The first of these is the Mid-Point Theorem, which says that if XYZ is a triangle, and P is the midpoint of XY, and Q is the midpoint of XZ, then
(i) PQ = 1/2 YZ, and
(ii) PQ is parallel to YZ.
The proof of this is not difficult.

Let XYZ be a triangle, and let P and Q be the midpoints, as described above.  Consider the diagram at right.

To prove this theorem, we need a construction.  Extend PQ to point R, in such a way that PQ and QR are congruent (i.e., equal in length).  Join ZR.  Now triangles PQX and RQZ are congruent by "Side-Angle-Side".

Angles XPQ and ZRQ are congruent by Corresponding Parts.  Using the Alternate Angle Theorem, we know that lines XPY and RZ are parallel.

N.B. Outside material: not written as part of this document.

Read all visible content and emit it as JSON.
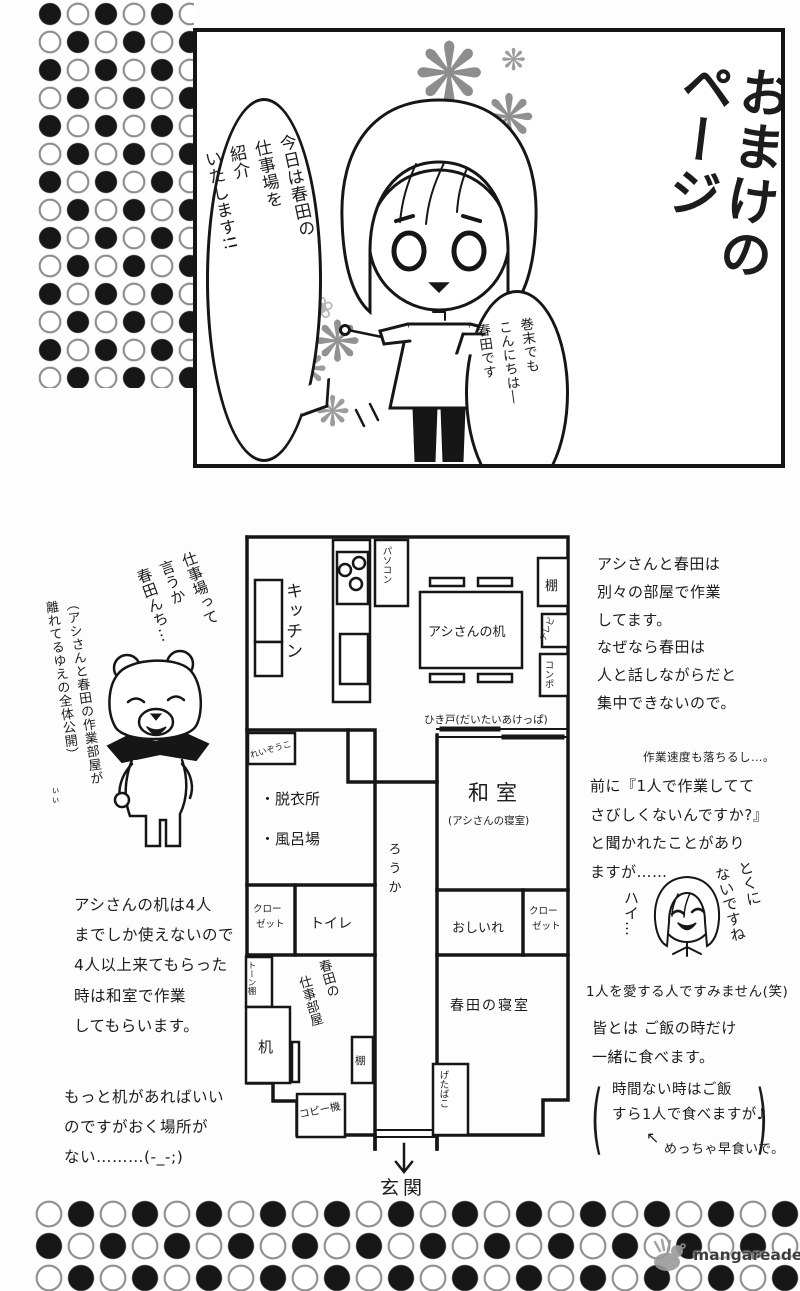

Consider the second diagram.  As you can see, XP, RZ, and PY are all congruent.  There is a result that says that if PY and RZ are both parallel and congruent, then PR and YZ are also both parallel and congruent.  It also means that the length of PQ is half of the length of YZ!

The second result we need is the interesting fact that if UV is the diameter of a circle, and if it is a side of a triangle whose third vertex, W, is on one of the semicircles, then angle W will be a right angle.  We give a diagram; the result follows from a little angle-chasing (notice that there are two isosceles triangles in the figure).